What does “home” mean for migrant women? By simply asking “what home means to you?” a researcher may encounter multiple problems. The main one is the lack of language skills and ways of communicating across different backgrounds.

We partnered with an NGO where Rabia was affiliated to and started art sessions. Multiple collaborative strategies that we developed brought challenges throughout our research project.

  • A major challenge concerned the problems that can arise between institutions. In our case university and partnering NGO. We argue that research process is understood differently by people who work in different sectors. The whole point about employing art was to bridge these differences and challenges and we were successful to a great extent. We note additional challenges working with 36 migrant women.
  • Collective decision making was quite challenging. How do researchers who work with a research team, volunteers, practitioners, and participants make the process of the decision making fair? Where does one draw the line between research agenda and fair process of decision making that involves everyone? This was an integral part of our practice and we report on moving through the challenges.

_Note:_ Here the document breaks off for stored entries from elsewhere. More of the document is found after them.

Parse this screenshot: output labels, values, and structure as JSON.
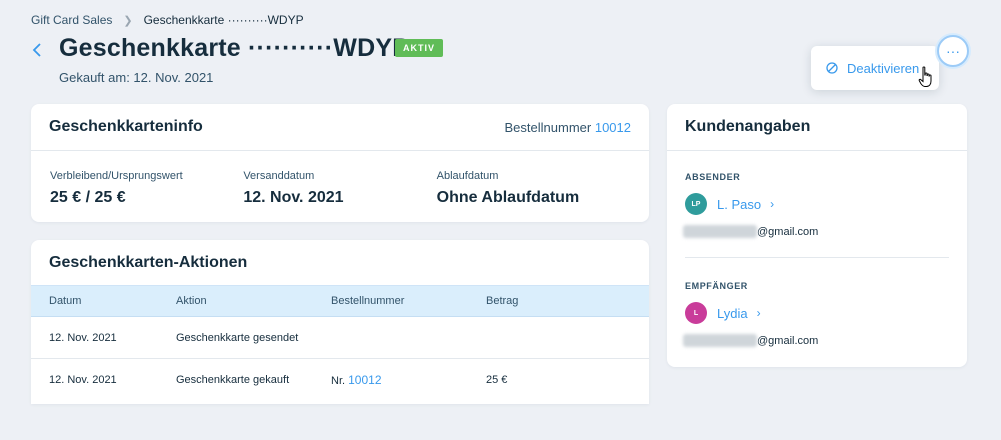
{
  "breadcrumb": {
    "parent": "Gift Card Sales",
    "current": "Geschenkkarte ··········WDYP"
  },
  "header": {
    "title": "Geschenkkarte ··········WDYP",
    "status": "AKTIV",
    "subtitle": "Gekauft am: 12. Nov. 2021"
  },
  "menu": {
    "more_label": "···",
    "deactivate_label": "Deaktivieren"
  },
  "info_card": {
    "title": "Geschenkkarteninfo",
    "order_label": "Bestellnummer",
    "order_number": "10012",
    "fields": [
      {
        "label": "Verbleibend/Ursprungswert",
        "value": "25 € / 25 €"
      },
      {
        "label": "Versanddatum",
        "value": "12. Nov. 2021"
      },
      {
        "label": "Ablaufdatum",
        "value": "Ohne Ablaufdatum"
      }
    ]
  },
  "actions_card": {
    "title": "Geschenkkarten-Aktionen",
    "columns": [
      "Datum",
      "Aktion",
      "Bestellnummer",
      "Betrag"
    ],
    "rows": [
      {
        "date": "12. Nov. 2021",
        "action": "Geschenkkarte gesendet",
        "order_prefix": "",
        "order_number": "",
        "amount": ""
      },
      {
        "date": "12. Nov. 2021",
        "action": "Geschenkkarte gekauft",
        "order_prefix": "Nr.",
        "order_number": "10012",
        "amount": "25 €"
      }
    ]
  },
  "customer_card": {
    "title": "Kundenangaben",
    "sender": {
      "label": "ABSENDER",
      "initials": "LP",
      "name": "L. Paso",
      "email_domain": "@gmail.com",
      "avatar_color": "#2f9c9c"
    },
    "recipient": {
      "label": "EMPFÄNGER",
      "initials": "L",
      "name": "Lydia",
      "email_domain": "@gmail.com",
      "avatar_color": "#c93c9a"
    }
  },
  "colors": {
    "accent": "#3899ec",
    "success": "#60bc57",
    "text": "#162d3d",
    "background": "#edf0f5"
  }
}
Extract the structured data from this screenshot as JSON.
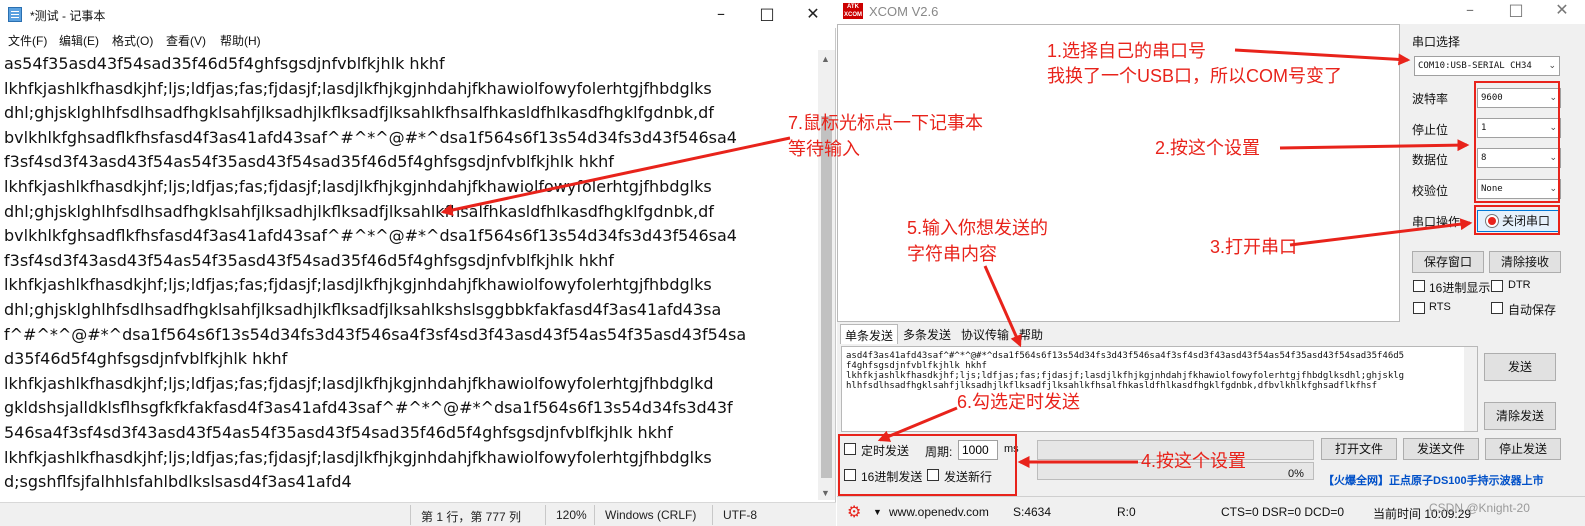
{
  "notepad": {
    "title": "*测试 - 记事本",
    "menu": [
      "文件(F)",
      "编辑(E)",
      "格式(O)",
      "查看(V)",
      "帮助(H)"
    ],
    "lines": [
      "as54f35asd43f54sad35f46d5f4ghfsgsdjnfvblfkjhlk hkhf",
      "lkhfkjashlkfhasdkjhf;ljs;ldfjas;fas;fjdasjf;lasdjlkfhjkgjnhdahjfkhawiolfowyfolerhtgjfhbdglks",
      "dhl;ghjsklghlhfsdlhsadfhgklsahfjlksadhjlkflksadfjlksahlkfhsalfhkasldfhlkasdfhgklfgdnbk,df",
      "bvlkhlkfghsadflkfhsfasd4f3as41afd43saf^#^*^@#*^dsa1f564s6f13s54d34fs3d43f546sa4",
      "f3sf4sd3f43asd43f54as54f35asd43f54sad35f46d5f4ghfsgsdjnfvblfkjhlk hkhf",
      "lkhfkjashlkfhasdkjhf;ljs;ldfjas;fas;fjdasjf;lasdjlkfhjkgjnhdahjfkhawiolfowyfolerhtgjfhbdglks",
      "dhl;ghjsklghlhfsdlhsadfhgklsahfjlksadhjlkflksadfjlksahlkfhsalfhkasldfhlkasdfhgklfgdnbk,df",
      "bvlkhlkfghsadflkfhsfasd4f3as41afd43saf^#^*^@#*^dsa1f564s6f13s54d34fs3d43f546sa4",
      "f3sf4sd3f43asd43f54as54f35asd43f54sad35f46d5f4ghfsgsdjnfvblfkjhlk hkhf",
      "lkhfkjashlkfhasdkjhf;ljs;ldfjas;fas;fjdasjf;lasdjlkfhjkgjnhdahjfkhawiolfowyfolerhtgjfhbdglks",
      "dhl;ghjsklghlhfsdlhsadfhgklsahfjlksadhjlkflksadfjlksahlkshslsggbbkfakfasd4f3as41afd43sa",
      "f^#^*^@#*^dsa1f564s6f13s54d34fs3d43f546sa4f3sf4sd3f43asd43f54as54f35asd43f54sa",
      "d35f46d5f4ghfsgsdjnfvblfkjhlk hkhf",
      "lkhfkjashlkfhasdkjhf;ljs;ldfjas;fas;fjdasjf;lasdjlkfhjkgjnhdahjfkhawiolfowyfolerhtgjfhbdglkd",
      "gkldshsjalldklsflhsgfkfkfakfasd4f3as41afd43saf^#^*^@#*^dsa1f564s6f13s54d34fs3d43f",
      "546sa4f3sf4sd3f43asd43f54as54f35asd43f54sad35f46d5f4ghfsgsdjnfvblfkjhlk hkhf",
      "lkhfkjashlkfhasdkjhf;ljs;ldfjas;fas;fjdasjf;lasdjlkfhjkgjnhdahjfkhawiolfowyfolerhtgjfhbdglks",
      "d;sgshflfsjfalhhlsfahlbdlkslsasd4f3as41afd4"
    ],
    "status": {
      "position": "第 1 行，第 777 列",
      "zoom": "120%",
      "line_ending": "Windows (CRLF)",
      "encoding": "UTF-8"
    }
  },
  "xcom": {
    "logo": "ATK XCOM",
    "title": "XCOM V2.6",
    "serial_select_label": "串口选择",
    "port_value": "COM10:USB-SERIAL CH34",
    "baud_label": "波特率",
    "baud_value": "9600",
    "stopbits_label": "停止位",
    "stopbits_value": "1",
    "databits_label": "数据位",
    "databits_value": "8",
    "parity_label": "校验位",
    "parity_value": "None",
    "serial_op_label": "串口操作",
    "close_port_button": "关闭串口",
    "save_window_button": "保存窗口",
    "clear_recv_button": "清除接收",
    "hex_display": "16进制显示",
    "dtr": "DTR",
    "rts": "RTS",
    "auto_save": "自动保存",
    "tabs": [
      "单条发送",
      "多条发送",
      "协议传输",
      "帮助"
    ],
    "send_text_lines": [
      "asd4f3as41afd43saf^#^*^@#*^dsa1f564s6f13s54d34fs3d43f546sa4f3sf4sd3f43asd43f54as54f35asd43f54sad35f46d5",
      "f4ghfsgsdjnfvblfkjhlk hkhf",
      "lkhfkjashlkfhasdkjhf;ljs;ldfjas;fas;fjdasjf;lasdjlkfhjkgjnhdahjfkhawiolfowyfolerhtgjfhbdglksdhl;ghjsklg",
      "hlhfsdlhsadfhgklsahfjlksadhjlkflksadfjlksahlkfhsalfhkasldfhlkasdfhgklfgdnbk,dfbvlkhlkfghsadflkfhsf"
    ],
    "send_button": "发送",
    "clear_send_button": "清除发送",
    "timed_send": "定时发送",
    "period_label": "周期:",
    "period_value": "1000",
    "period_unit": "ms",
    "open_file_button": "打开文件",
    "send_file_button": "发送文件",
    "stop_send_button": "停止发送",
    "hex_send": "16进制发送",
    "send_newline": "发送新行",
    "progress_text": "0%",
    "ad_text": "【火爆全网】正点原子DS100手持示波器上市",
    "status": {
      "url": "www.openedv.com",
      "s_count": "S:4634",
      "r_count": "R:0",
      "signals": "CTS=0 DSR=0 DCD=0",
      "time": "当前时间 10:09:29"
    },
    "watermark": "CSDN @Knight-20"
  },
  "annotations": {
    "a1_line1": "1.选择自己的串口号",
    "a1_line2": "我换了一个USB口，所以COM号变了",
    "a2": "2.按这个设置",
    "a3": "3.打开串口",
    "a4": "4.按这个设置",
    "a5_line1": "5.输入你想发送的",
    "a5_line2": "字符串内容",
    "a6": "6.勾选定时发送",
    "a7_line1": "7.鼠标光标点一下记事本",
    "a7_line2": "等待输入",
    "color": "#e8231b"
  }
}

  • Then there was the challenge of developing art skills among women for whom art was perceived as a non-priority activity. All our participants in this research were housewives. They were married and had children. Living a busy life that mostly revolved around family life, learning an art technique was initially far from their desired practice. However, they found the experience more rewarding when we figured out how to display their art work in an exhibition in London.”